So kann man auch spektakuläre Aktionen, wie den Protest gegen die griechische Militärjunta im Sommer 1974, einordnen. Damals kletterte WALLRAFF in Athen auf dem Syntagma-Platz auf einen Laternenpfahl und verteilte Flugblätter, die die Freilassung aller politischen Gefangenen forderten. Unter Anwendung roher Gewalt holte ihn die Polizei herunter, verhaftete ihn und inhaftierte ihn für mehrere Monate bis zum Sturz des griechischen Militärregimes.

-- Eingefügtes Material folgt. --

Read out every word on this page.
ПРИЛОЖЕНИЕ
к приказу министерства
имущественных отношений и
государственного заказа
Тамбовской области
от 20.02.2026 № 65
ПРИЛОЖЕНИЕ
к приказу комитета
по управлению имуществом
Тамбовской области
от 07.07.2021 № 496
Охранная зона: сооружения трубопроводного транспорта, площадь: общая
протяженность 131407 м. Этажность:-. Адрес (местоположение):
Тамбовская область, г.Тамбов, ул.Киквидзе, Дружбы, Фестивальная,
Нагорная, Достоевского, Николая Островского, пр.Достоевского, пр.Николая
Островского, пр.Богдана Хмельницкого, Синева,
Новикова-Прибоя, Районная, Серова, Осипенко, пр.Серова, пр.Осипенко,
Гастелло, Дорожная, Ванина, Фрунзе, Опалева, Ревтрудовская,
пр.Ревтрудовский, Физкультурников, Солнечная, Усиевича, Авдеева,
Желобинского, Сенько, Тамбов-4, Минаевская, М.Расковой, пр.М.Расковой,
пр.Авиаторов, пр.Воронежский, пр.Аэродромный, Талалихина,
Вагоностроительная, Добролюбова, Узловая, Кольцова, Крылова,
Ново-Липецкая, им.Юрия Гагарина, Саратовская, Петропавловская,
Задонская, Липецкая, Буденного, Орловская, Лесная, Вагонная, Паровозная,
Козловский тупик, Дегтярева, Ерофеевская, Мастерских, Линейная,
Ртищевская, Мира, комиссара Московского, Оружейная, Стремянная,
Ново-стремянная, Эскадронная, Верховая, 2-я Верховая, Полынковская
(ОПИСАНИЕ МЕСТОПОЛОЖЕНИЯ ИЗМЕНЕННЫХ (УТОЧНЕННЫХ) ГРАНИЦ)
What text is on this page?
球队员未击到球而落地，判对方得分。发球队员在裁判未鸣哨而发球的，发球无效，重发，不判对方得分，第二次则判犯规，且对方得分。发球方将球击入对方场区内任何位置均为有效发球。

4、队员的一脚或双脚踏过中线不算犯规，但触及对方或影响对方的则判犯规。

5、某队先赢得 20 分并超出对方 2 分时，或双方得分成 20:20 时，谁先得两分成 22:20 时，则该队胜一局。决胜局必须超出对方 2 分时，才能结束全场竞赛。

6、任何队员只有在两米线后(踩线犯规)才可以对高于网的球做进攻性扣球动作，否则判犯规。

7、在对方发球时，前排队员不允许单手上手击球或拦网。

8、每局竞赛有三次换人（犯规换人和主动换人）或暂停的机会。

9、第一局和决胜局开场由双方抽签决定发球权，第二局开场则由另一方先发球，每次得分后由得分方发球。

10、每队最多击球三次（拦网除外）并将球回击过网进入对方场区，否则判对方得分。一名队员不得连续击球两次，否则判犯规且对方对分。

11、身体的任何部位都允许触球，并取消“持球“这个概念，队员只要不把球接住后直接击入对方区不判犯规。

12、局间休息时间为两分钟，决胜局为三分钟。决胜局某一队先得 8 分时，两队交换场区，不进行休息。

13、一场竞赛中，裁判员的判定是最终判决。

WALLRAFF will bewegen, nachdenklich stimmen und aufrütteln. Grunderfahrung seines Schreibens ist das persönliche Erlebnis. Nicht alle seine Projekte glückten allerdings. So nahm er sich einmal vor, herauszufinden, ob die Leute in den Talkshows am Mittag genauso behandelt werden, wie er damals bei der „BILD“-Zeitung. Er schleuste eine Frau ein, die als Mitarbeiterin getarnt in einer Talkshow arbeiten sollte. Eine Zeit lang berichtete sie auch aus der Show, doch dann ließ sie sich vom Sender fest anstellen, teilte ihm mit, dass sie die Arbeit „chic“ finde und brach den Kontakt ab.
In den 1990er-Jahren setzte sich WALLRAFF kritisch mit Menschenrechtsverletzungen in der Türkei auseinander, er lebte während des Golfkriegs aus Solidarität in einem Kibbuz in Israel und er nahm Partei für SALMAN RUSHDIE, dem er half, sich vor seinen Verfolgern zu schützen, indem er ihn zeitweise bei sich zu Hause versteckt hielt.
WALLRAFF ist zum dritten Mal verheiratet. Mit der Journalistin BARBARA MUNSCH hat er zwei Töchter, aus den beiden Ehen vorher drei weitere Kinder.

Literarisches Schaffen

WALLRAFF wurde bekannt durch seine Reportagen. Den ersten Reportageband veröffentlichte er im Jahre 1966: „Wir brauchen dich. Als Arbeiter in deutschen Industriebetrieben“.
Sein fünftes Buch, „13 unerwünschte Reportagen“, das 1969 erschien und in dem er die unmenschlichen Arbeitsbedingungen in den Großbetrieben schilderte, machte den Namen WALLRAFF zu einem Synonym für aufklärenden Journalismus. Später folgte „Ihr da oben – wir da unten“ (gemeinsam mit BERNT ENGELMANN, 1973), in dem er auch nicht vor der isolierten Welt der Chefetagen und der fürstlichen Häuser Halt machte.
Schließlich enthüllte er – als Journalist HANS ESSER getarnt – die wahrheitsverstümmelnde und sensationslüsterne Berichterstattung der BILD-Zeitung in dem brisanten Report „Der Aufmacher. Der Mann, der bei BILD Hans Esser war“ (1977). In der Rolle eines Boten hatte WALLRAFF einige Monate in der Hannoverschen Lokalredaktion der BILD-Zeitung gearbeitet und die dort angewandten fragwürdigen Arbeitstechniken dokumentarisch festgehalten. Der Report erregte großes Aufsehen. Der Springer-Verlag reichte Klage gegen den Bericht ein und verlor schließlich den Prozess vor dem Bundesgerichtshof in Karlsruhe, der den Bericht billigte, da er „Fehlentwicklungen im Journalismus aufzeige“.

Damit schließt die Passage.